Le dernier point commun est bien évidement musical. On passera sur la musicalité de la langue lovecraftienne que Houellebecq a magnifiquement mis en lumière dans son essai. On n’insistera pas plus sur la brillante contribution de H.P. Lovecraft au mouvement psychédélique des années soixante, ni sur le fait que les deux albums évoqués furent publier sur le label Philips !!! Posons-nous sur l’une des nouvelles de Lovecraft, celle qui a sa préférence, La musique d’Erich Zann. Cette dernière raconte l’histoire d’un jeune étudiant, sans le sou, contraint de se loger dans l’immeuble presque vide d’un quartier délaissé de sa ville. Là, il fait la rencontre de son unique voisin, Erich Zann, vieillard muet qui joue de la viole la nuit durant. A force de le côtoyer et de discuter, le musicien allemand lui livre un terrible secret. Les mélodies extraordinaires, jamais entendues auparavant – on songe alors à la musique de la formation psychédélique chicagoane –, viennent d’un monde étranger au nôtre. Pire, il joue ces notes afin de tenir éloignées des créatures hideuses, échappées d’une autre dimension. Le parallèle entre l’écrivain et le groupe prend ainsi tout son sens. Pour le cas de Houellebecq qui fut d’abord poète tout comme Lovecraft, ses vers ont été mis en musique par Bertrand Burgalat le temps d’un album qui a fait date : Présence Humaine, sorti en 2000. 
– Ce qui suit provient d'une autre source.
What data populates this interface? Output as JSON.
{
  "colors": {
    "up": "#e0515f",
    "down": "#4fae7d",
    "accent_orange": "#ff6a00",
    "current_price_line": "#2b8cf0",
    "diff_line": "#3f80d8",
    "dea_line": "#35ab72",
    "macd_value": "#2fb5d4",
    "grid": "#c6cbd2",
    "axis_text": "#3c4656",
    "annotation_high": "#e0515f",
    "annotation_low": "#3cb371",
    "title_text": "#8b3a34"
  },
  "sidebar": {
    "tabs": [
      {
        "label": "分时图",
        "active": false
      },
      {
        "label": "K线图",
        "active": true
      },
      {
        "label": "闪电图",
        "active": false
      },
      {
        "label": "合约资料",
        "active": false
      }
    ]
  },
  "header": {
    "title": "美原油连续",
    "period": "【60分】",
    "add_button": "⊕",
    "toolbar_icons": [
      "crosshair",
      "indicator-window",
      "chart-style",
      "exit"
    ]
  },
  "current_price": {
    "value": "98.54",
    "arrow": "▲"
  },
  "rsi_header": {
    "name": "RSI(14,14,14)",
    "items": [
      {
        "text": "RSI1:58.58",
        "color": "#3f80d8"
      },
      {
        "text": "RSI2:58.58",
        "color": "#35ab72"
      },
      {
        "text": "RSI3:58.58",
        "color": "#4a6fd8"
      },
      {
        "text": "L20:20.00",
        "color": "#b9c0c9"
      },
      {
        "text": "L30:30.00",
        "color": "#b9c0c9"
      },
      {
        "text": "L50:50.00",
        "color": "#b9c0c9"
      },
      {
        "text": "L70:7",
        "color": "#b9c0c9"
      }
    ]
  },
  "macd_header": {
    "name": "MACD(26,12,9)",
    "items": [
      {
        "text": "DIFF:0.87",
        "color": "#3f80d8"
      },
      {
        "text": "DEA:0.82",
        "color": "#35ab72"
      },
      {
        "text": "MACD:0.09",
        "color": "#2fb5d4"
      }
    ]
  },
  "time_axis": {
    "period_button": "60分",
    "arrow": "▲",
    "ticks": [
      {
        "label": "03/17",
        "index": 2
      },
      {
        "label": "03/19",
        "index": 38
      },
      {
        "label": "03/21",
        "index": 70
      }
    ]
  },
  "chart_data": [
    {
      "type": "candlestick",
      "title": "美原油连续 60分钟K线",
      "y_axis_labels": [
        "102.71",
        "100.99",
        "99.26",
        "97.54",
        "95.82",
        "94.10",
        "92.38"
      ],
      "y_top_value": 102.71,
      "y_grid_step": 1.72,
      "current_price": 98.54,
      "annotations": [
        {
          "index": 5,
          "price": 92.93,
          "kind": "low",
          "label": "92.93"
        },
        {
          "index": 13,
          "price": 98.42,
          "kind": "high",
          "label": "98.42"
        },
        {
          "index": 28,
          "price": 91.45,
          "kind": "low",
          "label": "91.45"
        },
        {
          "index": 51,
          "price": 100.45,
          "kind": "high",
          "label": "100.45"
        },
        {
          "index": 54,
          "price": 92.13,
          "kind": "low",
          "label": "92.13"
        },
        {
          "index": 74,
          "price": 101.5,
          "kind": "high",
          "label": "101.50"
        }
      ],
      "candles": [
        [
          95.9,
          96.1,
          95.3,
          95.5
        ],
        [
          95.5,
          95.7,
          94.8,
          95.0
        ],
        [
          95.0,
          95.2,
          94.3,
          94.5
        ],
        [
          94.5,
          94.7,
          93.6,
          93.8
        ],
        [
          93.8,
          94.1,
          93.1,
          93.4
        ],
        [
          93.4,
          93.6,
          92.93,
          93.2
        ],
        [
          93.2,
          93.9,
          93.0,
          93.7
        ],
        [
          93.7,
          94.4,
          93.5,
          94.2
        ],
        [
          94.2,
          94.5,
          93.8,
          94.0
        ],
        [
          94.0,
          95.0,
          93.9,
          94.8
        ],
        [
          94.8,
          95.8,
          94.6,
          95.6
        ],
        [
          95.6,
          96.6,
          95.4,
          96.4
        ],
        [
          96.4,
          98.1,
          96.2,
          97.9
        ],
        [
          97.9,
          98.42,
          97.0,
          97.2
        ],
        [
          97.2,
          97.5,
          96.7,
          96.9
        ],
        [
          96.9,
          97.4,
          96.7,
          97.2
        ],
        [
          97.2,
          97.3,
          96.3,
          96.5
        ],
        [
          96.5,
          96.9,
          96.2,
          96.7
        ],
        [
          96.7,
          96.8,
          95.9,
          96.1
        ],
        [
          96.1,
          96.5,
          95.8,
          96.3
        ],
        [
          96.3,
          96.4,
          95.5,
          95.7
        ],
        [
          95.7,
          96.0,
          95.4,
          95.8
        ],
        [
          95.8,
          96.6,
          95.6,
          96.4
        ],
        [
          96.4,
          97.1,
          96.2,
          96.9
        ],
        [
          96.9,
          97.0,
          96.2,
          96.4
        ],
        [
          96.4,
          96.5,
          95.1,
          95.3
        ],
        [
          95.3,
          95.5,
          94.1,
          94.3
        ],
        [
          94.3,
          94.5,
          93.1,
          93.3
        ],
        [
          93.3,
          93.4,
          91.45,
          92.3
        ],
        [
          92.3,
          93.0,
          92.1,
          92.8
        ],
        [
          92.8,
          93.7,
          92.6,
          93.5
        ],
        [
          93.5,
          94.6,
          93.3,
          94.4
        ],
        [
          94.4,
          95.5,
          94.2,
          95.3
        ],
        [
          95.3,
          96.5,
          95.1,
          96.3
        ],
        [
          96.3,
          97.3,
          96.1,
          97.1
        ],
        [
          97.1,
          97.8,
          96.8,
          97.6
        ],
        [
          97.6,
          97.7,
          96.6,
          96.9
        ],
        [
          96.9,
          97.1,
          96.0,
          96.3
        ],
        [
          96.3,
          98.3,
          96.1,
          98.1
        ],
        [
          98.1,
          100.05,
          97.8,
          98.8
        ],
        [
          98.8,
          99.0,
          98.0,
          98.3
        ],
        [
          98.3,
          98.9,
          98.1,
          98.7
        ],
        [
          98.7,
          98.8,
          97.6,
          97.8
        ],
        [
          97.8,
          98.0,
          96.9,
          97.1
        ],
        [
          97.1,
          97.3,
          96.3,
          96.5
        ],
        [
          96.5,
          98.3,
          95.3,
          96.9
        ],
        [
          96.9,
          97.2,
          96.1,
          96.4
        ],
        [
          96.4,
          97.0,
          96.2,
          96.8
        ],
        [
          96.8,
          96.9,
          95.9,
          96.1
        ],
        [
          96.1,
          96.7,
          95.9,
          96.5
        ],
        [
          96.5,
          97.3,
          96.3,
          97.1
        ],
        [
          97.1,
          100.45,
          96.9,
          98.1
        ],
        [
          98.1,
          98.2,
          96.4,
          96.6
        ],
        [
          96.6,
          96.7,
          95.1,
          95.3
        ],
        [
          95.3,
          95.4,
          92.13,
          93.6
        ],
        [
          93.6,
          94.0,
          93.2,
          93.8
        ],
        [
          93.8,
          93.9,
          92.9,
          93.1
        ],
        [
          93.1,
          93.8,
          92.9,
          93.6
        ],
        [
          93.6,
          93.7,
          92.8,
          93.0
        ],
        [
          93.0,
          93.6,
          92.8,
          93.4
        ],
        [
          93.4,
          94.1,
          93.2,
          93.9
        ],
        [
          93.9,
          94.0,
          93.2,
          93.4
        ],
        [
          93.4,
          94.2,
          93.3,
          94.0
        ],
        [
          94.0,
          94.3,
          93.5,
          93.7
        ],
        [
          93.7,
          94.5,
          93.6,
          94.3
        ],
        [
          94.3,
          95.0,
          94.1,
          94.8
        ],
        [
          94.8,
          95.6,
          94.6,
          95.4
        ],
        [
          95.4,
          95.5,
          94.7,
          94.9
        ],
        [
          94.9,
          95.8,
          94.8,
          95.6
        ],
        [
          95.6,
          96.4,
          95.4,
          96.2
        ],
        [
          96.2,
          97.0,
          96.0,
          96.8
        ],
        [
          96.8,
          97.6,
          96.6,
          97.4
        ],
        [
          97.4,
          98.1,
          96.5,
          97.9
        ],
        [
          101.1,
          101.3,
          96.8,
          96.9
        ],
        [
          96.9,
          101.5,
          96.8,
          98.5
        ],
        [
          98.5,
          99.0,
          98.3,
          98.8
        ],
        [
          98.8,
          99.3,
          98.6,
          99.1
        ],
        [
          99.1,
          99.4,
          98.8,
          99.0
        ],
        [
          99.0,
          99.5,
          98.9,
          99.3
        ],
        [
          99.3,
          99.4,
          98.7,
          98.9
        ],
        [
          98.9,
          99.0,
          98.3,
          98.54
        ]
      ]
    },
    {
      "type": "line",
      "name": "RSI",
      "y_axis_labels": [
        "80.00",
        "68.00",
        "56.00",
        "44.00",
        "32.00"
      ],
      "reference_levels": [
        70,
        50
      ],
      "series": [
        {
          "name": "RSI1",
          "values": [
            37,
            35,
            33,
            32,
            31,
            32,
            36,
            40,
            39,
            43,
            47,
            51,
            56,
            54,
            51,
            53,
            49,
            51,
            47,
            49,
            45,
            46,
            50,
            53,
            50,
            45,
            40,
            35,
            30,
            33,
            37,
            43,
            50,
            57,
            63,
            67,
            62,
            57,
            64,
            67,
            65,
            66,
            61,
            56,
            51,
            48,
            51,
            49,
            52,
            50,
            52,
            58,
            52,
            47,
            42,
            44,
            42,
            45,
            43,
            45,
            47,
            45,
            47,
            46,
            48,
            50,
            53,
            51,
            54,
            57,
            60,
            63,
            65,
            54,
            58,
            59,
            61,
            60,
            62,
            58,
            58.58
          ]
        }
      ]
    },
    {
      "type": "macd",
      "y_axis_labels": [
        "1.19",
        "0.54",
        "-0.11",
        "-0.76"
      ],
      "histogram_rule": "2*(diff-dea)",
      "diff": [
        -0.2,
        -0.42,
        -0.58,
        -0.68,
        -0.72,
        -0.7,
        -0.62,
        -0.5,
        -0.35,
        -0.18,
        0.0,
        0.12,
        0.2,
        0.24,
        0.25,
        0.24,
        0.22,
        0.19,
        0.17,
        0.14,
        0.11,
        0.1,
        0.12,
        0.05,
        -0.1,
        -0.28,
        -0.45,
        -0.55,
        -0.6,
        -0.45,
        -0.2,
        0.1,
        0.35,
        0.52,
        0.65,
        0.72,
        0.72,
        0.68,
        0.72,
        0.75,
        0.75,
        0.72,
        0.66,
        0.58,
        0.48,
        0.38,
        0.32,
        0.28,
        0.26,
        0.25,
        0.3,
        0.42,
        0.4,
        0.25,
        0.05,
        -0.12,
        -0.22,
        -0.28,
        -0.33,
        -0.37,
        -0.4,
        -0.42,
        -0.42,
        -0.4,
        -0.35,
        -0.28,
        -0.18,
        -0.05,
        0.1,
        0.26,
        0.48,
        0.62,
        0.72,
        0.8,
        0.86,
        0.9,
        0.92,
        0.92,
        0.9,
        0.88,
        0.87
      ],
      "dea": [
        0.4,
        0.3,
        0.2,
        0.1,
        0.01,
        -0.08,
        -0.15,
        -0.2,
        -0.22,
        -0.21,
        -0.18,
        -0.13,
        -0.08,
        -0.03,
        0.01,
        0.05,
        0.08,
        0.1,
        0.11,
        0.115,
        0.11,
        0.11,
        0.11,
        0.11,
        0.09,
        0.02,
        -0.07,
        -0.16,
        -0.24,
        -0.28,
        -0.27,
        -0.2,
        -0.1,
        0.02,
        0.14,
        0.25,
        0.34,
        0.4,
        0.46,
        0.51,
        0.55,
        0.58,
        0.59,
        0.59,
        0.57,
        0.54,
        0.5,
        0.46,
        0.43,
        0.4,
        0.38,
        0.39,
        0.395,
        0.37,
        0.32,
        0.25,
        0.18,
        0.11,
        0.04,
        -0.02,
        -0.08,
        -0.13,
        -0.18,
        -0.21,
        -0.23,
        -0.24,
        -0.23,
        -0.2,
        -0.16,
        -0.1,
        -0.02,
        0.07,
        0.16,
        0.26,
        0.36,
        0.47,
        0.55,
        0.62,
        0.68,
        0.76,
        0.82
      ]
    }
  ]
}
Lovecraft disait, dans une lettre adressée à Frank Belknap Long, le 8 février 1922 : « Je n’essaie jamais d’écrire une histoire, mais j’attends qu’une histoire ait besoin d’être écrite. Quand je me mets délibérément au travail pour écrire un conte, le résultat est plat et de qualité inférieure. » On imagine le groupe du même nom se laissant guider par son inspiration – et par les drogues –, créant ces architectures mélodiques dilatées par la seule loi de l’audace propre au genre, épaulé par un instrumentarium idéal – le duo orgue-guitare – et par une batterie d’effets. On songe de même à Houellebecq attendant qu’une nouvelle idée surgisse, déjouant les pronostics de la critique et l’attente du public. Howard Philip, Michel Houellebecq avec un H. Comme harmonie.